I was talking to somebody else--not her. It was the Inspector. I hardly knew it was the Inspector. His face was as gray as a blanket, and his eyes were bloodshot, and his lips were twisted. His left wrist hung down, awkward. It was broken coming aboard the Light in that sea. Yes, we were in the living-room. Yes, sir, it was daylight--gray daylight. I tell you, sir, the man looked crazy to me. He was waving his good arm toward the weather windows, and what he was saying, over and over, was this:

"_Look what you done, damn you! Look what you done_!"

And what I was saying was this:

"_I've lost her_!"

I didn't pay any attention to him, nor him to me. By and by he did, though. He stopped his talking all of a sudden, and his eyes looked like the devil's eyes. He put them up close to mine. He grabbed my arm with his good hand, and I cried, I was so weak.

"Johnson," said he, "is that it? By the living God--if you got a woman out here, Johnson!"

"No," said I. "I've lost her."

"What do you mean--lost her?"

"It was dark," said I--and it's funny how my head was clearing up--"and the door was open--the store-room door--and I was after her--and I guess she stumbled, maybe--and I lost her."

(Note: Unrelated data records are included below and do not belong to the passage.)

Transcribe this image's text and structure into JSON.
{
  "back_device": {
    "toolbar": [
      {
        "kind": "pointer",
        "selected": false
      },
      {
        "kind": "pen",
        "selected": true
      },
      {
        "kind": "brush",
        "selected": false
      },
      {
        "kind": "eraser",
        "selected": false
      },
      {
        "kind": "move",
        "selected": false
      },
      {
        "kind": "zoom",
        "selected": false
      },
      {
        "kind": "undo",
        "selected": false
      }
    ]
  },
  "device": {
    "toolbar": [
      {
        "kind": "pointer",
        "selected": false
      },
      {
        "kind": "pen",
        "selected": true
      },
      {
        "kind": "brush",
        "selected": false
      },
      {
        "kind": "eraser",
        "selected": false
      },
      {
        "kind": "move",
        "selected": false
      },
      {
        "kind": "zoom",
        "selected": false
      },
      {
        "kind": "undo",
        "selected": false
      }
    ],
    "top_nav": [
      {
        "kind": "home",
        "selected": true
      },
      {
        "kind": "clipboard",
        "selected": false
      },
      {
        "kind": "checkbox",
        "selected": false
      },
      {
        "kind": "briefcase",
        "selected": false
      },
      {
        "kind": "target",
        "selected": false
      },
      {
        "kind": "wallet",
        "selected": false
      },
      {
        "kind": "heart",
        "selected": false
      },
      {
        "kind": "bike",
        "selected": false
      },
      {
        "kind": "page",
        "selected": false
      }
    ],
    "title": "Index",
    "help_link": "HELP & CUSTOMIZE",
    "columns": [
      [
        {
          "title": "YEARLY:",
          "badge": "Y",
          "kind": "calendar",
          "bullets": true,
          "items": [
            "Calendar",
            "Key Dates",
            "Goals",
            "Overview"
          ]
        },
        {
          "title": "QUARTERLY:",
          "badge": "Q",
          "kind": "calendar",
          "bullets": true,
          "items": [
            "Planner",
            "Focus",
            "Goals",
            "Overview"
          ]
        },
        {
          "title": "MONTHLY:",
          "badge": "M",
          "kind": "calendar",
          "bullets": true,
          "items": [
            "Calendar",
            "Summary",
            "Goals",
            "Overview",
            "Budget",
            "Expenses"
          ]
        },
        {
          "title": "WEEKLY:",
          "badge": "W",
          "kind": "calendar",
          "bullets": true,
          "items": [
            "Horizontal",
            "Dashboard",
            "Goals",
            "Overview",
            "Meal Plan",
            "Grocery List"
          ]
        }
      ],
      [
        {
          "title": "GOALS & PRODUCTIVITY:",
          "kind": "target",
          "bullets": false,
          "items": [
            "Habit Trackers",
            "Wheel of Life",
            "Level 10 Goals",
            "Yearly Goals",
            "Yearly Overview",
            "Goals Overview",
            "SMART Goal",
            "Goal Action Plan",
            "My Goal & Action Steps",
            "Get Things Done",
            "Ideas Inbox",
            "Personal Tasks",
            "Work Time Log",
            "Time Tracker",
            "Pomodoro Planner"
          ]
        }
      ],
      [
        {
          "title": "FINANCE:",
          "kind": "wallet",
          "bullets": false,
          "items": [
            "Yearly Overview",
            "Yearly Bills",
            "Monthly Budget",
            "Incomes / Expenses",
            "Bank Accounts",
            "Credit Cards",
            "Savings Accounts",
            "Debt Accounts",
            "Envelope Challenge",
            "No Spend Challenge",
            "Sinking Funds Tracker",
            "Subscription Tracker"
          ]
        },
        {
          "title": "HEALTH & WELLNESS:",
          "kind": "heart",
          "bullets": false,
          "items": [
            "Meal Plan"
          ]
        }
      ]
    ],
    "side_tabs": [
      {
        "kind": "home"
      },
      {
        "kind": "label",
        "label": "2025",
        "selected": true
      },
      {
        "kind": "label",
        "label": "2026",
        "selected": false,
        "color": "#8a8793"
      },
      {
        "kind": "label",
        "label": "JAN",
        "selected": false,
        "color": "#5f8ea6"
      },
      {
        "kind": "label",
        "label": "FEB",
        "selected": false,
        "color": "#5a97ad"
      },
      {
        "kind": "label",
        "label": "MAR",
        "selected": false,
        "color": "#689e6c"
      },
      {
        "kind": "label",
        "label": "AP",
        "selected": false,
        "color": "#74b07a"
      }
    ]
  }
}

"Johnson," said he, "what do you mean? You sound crazy--downright crazy. Who?"

"Her," said I. "Fedderson's wife."

"_Who?_"

"Her," said I. And with that he gave my arm another jerk.

"Listen," said he, like a tiger. "Don't try that on me. It won't do any good--that kind of lies--not where _you're_ going to. Fedderson and his wife, too--the both of 'em's drowned deader 'n a door-nail."

"I know," said I, nodding my head. I was so calm it made him wild.

"You're crazy! Crazy as a loon, Johnson!" And he was chewing his lip red. "I know, because it was me that found the old man laying on Back Water Flats yesterday morning--_me!_ And she'd been with him in the boat, too, because he had a piece of her jacket tore off, tangled in his arm."

"I know," said I, nodding again, like that.

"You know _what_, you _crazy, murdering fool_?" Those were his words to me, sir.

"I know," said I, "what I know."

"And _I_ know," said he, "what _I_ know."

And there you are, sir. He's Inspector. I'm--nobody.